Elle s'est approchée de la cage, a ouvert la porte sans aucune crainte et a laissé le perroquet sauter sur son doigt.
« Tu vois ? Il est inoffensif. »
Le perroquet a frotté sa tête contre sa joue, un spectacle écœurant de complicité. Ils étaient de mèche. Tous les trois contre moi.
Le lendemain, Marc est rentré à la maison avec un grand perchoir en bois sculpté. Un perchoir magnifique et sinistre, qui ressemblait à un arbre mort. Mon cœur a sombré. C'était le même. Le même perchoir qu'ils avaient utilisé lors du rituel, dans ma première vie. C'était l'autel.
« C'est pour que Coco se sente plus à l'aise, » a-t-il annoncé fièrement.
Ils l'ont installé dans un coin du salon. Le perroquet a immédiatement volé pour s'y poser, comme s'il reconnaissait son trône.
Ce soir-là, je n'arrivais pas à dormir. Un pressentiment horrible me tenait éveillée. Je me suis levée et je suis descendue sans faire de bruit. La maison était silencieuse. J'ai passé la tête dans l'entrebâillement de la porte du bureau de Marc.
La lumière était allumée.
J'ai entendu des chuchotements. C'était Marc et Chloé.
« Est-ce que tu penses qu'elle se doute de quelque chose ? » demanda Chloé, sa voix basse et inquiète.
« Non, » répondit Marc. « Elle est juste un peu instable en ce moment. C'est parfait. Quand le moment viendra, tout le monde pensera qu'elle a eu une dépression nerveuse. Personne ne remettra en question sa... disparition. »
Mon sang se transforma en glace dans mes veines.
« Le collier est presque prêt, » continua Marc. « Le sorcier a dit que pour le troisième anniversaire, l'alignement serait parfait. L'âme de Sophie est forte dans le perroquet. Le transfert sera facile.
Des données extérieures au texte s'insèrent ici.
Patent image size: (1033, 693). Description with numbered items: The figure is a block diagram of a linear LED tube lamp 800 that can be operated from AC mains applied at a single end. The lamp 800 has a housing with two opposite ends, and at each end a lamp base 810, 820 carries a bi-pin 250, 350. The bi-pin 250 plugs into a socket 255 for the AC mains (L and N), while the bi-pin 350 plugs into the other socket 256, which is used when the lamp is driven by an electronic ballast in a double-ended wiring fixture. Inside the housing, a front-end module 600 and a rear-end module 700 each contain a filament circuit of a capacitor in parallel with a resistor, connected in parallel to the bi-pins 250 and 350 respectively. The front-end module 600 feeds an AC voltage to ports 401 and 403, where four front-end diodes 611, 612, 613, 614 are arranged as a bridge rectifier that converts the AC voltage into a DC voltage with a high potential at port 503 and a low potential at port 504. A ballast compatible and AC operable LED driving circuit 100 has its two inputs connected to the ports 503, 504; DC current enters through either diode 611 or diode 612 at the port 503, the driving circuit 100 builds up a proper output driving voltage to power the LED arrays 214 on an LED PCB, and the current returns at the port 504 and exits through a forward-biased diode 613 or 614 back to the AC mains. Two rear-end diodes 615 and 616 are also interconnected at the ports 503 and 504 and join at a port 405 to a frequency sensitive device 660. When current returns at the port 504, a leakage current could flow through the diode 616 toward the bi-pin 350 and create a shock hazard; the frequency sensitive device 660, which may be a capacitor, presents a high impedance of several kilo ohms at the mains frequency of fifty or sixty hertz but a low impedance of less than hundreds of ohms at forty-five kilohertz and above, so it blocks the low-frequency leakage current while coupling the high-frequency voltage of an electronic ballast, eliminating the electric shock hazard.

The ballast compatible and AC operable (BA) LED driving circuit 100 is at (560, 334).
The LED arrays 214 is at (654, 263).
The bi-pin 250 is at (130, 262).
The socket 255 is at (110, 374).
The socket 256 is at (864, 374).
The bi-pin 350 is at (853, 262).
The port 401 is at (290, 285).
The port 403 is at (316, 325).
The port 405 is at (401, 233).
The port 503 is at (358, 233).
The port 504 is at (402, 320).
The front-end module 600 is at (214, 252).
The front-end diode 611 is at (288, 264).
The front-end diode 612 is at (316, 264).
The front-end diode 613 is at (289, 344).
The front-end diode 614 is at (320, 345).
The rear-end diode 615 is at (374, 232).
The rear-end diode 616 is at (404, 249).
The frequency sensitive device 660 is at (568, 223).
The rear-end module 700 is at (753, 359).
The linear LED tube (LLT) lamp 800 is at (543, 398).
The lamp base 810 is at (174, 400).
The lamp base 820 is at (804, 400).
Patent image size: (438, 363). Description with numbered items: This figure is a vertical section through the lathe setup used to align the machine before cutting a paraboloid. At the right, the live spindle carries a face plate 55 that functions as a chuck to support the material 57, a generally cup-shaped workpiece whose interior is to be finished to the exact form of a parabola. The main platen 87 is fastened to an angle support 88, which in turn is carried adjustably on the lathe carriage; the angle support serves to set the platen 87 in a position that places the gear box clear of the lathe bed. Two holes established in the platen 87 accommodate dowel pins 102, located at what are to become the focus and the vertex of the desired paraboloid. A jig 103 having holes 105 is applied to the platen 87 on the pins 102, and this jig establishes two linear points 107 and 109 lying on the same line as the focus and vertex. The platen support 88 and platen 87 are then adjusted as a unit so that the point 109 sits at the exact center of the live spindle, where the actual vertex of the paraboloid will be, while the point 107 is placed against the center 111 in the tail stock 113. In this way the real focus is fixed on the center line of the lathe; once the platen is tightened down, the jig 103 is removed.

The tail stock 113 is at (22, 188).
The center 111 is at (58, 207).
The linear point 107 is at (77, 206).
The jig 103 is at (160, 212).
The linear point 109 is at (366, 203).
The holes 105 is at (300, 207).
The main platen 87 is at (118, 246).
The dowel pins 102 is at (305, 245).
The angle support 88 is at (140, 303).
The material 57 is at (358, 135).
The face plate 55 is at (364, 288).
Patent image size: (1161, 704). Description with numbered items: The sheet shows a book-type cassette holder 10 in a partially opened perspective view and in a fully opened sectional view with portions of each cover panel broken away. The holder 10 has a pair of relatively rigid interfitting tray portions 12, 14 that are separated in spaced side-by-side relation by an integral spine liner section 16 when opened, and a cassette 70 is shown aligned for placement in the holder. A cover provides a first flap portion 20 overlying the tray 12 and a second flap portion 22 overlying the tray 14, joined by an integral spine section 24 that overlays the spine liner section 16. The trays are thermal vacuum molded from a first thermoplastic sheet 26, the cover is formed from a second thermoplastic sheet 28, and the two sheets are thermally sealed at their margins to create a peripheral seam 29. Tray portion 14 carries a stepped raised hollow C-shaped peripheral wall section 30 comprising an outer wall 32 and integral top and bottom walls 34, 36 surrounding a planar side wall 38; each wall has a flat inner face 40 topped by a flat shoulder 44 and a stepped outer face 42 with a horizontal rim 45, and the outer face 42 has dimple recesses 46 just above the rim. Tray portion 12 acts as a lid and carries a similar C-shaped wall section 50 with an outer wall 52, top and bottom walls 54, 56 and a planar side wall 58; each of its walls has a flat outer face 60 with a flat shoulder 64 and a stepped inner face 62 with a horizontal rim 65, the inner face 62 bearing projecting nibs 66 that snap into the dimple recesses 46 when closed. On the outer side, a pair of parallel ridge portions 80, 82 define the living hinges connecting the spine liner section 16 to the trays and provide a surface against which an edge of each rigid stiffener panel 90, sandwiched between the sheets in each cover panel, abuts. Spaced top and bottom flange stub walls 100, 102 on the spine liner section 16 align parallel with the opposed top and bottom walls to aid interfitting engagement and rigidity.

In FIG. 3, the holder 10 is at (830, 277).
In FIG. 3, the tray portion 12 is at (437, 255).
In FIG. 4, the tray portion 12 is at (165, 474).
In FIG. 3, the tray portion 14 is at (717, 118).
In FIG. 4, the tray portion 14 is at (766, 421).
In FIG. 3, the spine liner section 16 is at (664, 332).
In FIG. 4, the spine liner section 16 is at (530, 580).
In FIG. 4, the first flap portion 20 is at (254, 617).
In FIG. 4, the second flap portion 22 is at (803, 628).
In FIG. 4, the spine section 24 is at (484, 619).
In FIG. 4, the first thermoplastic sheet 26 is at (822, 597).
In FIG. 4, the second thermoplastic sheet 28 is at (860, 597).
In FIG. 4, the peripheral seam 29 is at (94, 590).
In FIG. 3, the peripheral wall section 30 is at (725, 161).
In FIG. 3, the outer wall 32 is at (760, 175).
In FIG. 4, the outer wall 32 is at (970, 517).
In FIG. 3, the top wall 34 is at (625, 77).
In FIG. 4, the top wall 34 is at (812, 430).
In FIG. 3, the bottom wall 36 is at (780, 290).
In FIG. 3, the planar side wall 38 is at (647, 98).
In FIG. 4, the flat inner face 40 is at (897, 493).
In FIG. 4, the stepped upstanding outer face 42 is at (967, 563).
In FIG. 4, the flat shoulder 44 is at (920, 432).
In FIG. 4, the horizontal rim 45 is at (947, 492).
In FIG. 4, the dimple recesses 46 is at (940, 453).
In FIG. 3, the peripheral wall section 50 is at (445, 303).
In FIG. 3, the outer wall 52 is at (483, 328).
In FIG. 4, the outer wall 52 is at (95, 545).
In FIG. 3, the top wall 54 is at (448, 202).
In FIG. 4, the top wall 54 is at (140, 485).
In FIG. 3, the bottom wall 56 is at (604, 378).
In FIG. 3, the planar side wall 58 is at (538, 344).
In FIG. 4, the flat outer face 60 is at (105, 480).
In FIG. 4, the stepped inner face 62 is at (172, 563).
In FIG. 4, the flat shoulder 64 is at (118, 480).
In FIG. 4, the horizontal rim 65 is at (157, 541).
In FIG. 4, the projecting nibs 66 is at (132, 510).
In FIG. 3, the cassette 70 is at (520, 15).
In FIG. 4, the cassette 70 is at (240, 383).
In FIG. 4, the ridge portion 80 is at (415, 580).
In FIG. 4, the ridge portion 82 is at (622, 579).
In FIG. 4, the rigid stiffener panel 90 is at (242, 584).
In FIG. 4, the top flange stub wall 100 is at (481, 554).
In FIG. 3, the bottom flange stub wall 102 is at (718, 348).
Il suffira de lui faire porter le collier, de la placer près du perchoir avec le perroquet, et de réciter l'incantation. Son corps sera à nous. À Sophie. »
Chloé a gloussé. Un son horrible.
« Et sa fortune aussi. Les parents de Jeanne ne laisseront jamais leur "pauvre fille malade" gérer l'entreprise. Toi, son mari dévoué, tu prendras le contrôle. »
« Exactement. Et enfin, je pourrai ramener Léo à la maison. Notre fils. Il aura la mère qu'il mérite. »
Léo. Leur enfant caché. Le fils que Sophie avait eu avant de mourir en couches. Tout était vrai. Chaque parcelle de mon cauchemar était la réalité.
Je me suis retirée dans l'ombre du couloir, le cœur battant à tout rompre, non pas de peur, mais d'une rage froide et pure. J'avais tout entendu. Je connaissais leur plan dans les moindres détails.
La femme naïve qu'ils pensaient manipuler était partie pour de bon.
Ils voulaient une guerre ? Ils allaient l'avoir. Mais cette fois, c'est moi qui fixerais les règles.